A different kind of watchdog

By Peter Huoppi

Publication: TheDay.com

Published 08/10/2010 12:00 AM
Updated 08/10/2010 11:18 PM

I was enjoying a peaceful weekend afternoon at my grandparents' summer house when the clatter of claws on the wood floor awakened me from my reverie. I looked up to see Barrett standing in the doorway to the living room in full alert mode. With her ears perked up, she stared at me, backing up a few steps and making an anxious noise that was somewhere between a whine and a grunt.

"What's wrong Lassie," I almost responded, "is Timmy stuck in the well?" (I should note here that Timmy never actually fell down a fell. I have no idea why so many people think he did.) While I may have been tempted to ignore her, this behavior was altogether different from Barrett's normal anxiety about not being fed or walked soon enough. She was acting more like she did the first few times she heard our baby son crying in his crib.

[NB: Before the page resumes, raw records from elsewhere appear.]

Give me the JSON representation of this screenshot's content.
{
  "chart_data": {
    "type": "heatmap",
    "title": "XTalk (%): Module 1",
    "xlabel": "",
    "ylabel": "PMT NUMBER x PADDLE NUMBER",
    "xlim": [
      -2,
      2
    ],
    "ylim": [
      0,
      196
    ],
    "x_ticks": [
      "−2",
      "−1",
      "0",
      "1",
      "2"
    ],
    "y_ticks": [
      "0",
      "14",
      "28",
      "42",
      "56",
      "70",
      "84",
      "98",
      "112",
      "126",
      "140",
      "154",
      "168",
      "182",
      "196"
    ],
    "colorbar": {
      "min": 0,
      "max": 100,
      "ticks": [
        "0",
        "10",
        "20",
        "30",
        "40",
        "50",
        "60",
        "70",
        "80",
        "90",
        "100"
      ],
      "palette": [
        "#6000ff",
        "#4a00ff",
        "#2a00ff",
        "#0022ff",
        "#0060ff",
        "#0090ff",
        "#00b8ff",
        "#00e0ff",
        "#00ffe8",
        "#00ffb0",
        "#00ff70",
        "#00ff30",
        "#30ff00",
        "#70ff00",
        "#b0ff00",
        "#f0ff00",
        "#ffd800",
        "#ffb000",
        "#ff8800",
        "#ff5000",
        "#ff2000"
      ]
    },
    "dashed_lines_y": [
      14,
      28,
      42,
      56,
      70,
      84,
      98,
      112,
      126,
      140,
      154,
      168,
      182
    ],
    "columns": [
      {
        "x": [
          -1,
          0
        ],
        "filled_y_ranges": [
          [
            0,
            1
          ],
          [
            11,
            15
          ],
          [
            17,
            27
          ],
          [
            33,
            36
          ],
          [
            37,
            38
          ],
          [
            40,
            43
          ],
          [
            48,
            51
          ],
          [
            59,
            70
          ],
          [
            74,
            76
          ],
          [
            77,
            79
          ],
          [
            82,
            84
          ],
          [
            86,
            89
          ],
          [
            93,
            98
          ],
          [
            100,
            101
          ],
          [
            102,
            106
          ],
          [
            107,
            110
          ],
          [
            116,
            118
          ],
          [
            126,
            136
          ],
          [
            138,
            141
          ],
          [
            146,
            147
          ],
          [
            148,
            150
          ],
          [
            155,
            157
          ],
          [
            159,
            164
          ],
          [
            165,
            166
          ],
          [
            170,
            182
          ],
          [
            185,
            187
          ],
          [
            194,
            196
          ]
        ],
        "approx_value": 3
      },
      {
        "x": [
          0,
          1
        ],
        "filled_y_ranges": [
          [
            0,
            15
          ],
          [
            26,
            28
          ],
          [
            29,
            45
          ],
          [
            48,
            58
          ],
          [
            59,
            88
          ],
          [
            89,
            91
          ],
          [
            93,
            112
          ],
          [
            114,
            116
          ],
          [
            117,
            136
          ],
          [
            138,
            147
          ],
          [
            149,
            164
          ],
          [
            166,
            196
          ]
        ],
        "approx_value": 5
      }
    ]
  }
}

Getting up to follow her, I tried to imagine what could be wrong. It certainly wasn't an intruder, because no one was barking. Was Remy sick? Was the house on fire? The dogs and I were the only ones home, so as I followed Barrett through the kitchen, I started to get a little more worried.

When I rounded the corner into the back room, the source of her angst was immediately apparent in the kibble strewn across the floor. Someone's nose had gotten the better of her and tipped over the container holding my grandparents' dog food. The plastic bin was now resting on its side on the shelf with a small hill of kibble slanting from the near edge to the back upper corner. How the food left in the container managed to defy gravity and momentum remains a mystery to me.

Thinking back, I remembered hearing some sort of knock from the other side of the house a few minutes earlier, but I dismissed it as a door blowing in the wind, or a dog dropping a toy. So the series of events goes something like this: someone knocks over dog food…several minutes pass…Barrett comes to get me. How long did she stay there grazing on the food before her conscience got the better of her?

Maybe she'd like me to believe that she was innocent in all of this, and that her coming to get me was an act of tattling rather than of apology. If the dog that will eat anything, including old discarded coffee grounds, thinks her cute, dopey smile can convince me that she abstained from the surprise afternoon buffet, then her brain is even smaller than I had thought.